France | France, Cour administrative d'appel de Nantes, 5ème chambre, 11 juin 2018, 17NT01695


Vu la procédure suivante :

Procédure contentieuse antérieure :

M. C... A...D...a demandé au tribunal administratif de Nantes d'annuler la décision de la commission de recours contre les visas d'entrée en France en date du 5 février 2015, rejetant son recours contre la décision des autorités consulaires françaises à Port-au-Prince du 22 octobre 2014 refusant la délivrance d'un visa de long séjour à M... N... A...-D..., K... L... A...D...et S... A...D....

Par un jugement n° 1501935 du 31 mars 2017, le tribunal administratif de Nantes a rejeté sa demande.


Procédure devant la cour :

Par une requête, enregistrée le 31 mai 2017, M. C... A....

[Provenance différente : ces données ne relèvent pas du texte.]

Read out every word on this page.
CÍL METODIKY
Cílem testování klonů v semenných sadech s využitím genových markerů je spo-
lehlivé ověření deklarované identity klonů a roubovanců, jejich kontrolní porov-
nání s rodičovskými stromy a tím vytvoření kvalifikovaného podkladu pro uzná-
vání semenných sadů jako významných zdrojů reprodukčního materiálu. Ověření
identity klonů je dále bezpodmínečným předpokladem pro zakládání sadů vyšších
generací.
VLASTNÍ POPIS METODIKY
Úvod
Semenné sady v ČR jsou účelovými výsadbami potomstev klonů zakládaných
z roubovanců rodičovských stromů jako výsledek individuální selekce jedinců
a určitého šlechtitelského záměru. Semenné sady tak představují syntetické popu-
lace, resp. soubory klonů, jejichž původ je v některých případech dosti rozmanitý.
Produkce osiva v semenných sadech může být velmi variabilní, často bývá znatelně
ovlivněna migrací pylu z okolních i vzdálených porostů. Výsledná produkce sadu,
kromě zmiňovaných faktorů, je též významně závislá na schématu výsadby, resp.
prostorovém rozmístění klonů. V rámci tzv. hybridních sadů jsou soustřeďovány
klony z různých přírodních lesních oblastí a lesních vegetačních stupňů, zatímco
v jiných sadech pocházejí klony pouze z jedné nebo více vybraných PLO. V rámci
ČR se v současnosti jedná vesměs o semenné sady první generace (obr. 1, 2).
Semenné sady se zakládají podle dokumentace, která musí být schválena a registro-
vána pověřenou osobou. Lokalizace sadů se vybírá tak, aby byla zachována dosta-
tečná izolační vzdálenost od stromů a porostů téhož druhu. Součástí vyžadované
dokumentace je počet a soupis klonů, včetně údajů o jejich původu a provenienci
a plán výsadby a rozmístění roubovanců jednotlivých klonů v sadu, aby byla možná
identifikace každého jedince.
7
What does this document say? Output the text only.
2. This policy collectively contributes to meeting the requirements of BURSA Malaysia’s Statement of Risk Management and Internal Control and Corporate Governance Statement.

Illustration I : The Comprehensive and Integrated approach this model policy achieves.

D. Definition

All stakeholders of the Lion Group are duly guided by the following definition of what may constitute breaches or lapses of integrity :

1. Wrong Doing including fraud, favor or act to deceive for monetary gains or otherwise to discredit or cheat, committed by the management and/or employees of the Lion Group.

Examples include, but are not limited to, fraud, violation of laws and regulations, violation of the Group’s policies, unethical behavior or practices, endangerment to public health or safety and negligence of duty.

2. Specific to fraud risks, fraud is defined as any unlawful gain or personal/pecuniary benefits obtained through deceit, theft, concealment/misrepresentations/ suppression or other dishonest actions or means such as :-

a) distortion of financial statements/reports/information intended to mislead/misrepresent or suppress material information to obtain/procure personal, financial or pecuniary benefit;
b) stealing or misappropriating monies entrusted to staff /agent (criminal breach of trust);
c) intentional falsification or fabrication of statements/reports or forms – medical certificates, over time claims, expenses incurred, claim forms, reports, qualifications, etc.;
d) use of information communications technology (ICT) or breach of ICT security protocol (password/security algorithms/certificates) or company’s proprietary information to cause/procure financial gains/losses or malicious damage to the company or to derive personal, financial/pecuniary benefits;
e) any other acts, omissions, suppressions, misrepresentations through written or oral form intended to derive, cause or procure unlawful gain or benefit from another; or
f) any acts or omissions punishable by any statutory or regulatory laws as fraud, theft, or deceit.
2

Vu la procédure suivante :

Procédure contentieuse antérieure :

M. C... A...D...a demandé au tribunal administratif de Nantes d'annuler la décision de la commission de recours contre les visas d'entrée en France en date du 5 février 2015, rejetant son recours contre la décision des autorités consulaires françaises à Port-au-Prince du 22 octobre 2014 refusant la délivrance d'un visa de long séjour à M... N... A...-D..., K... L... A...D...et S... A...D....

Par un jugement n° 1501935 du 31 mars 2017, le tribunal administratif de Nantes a rejeté sa demande.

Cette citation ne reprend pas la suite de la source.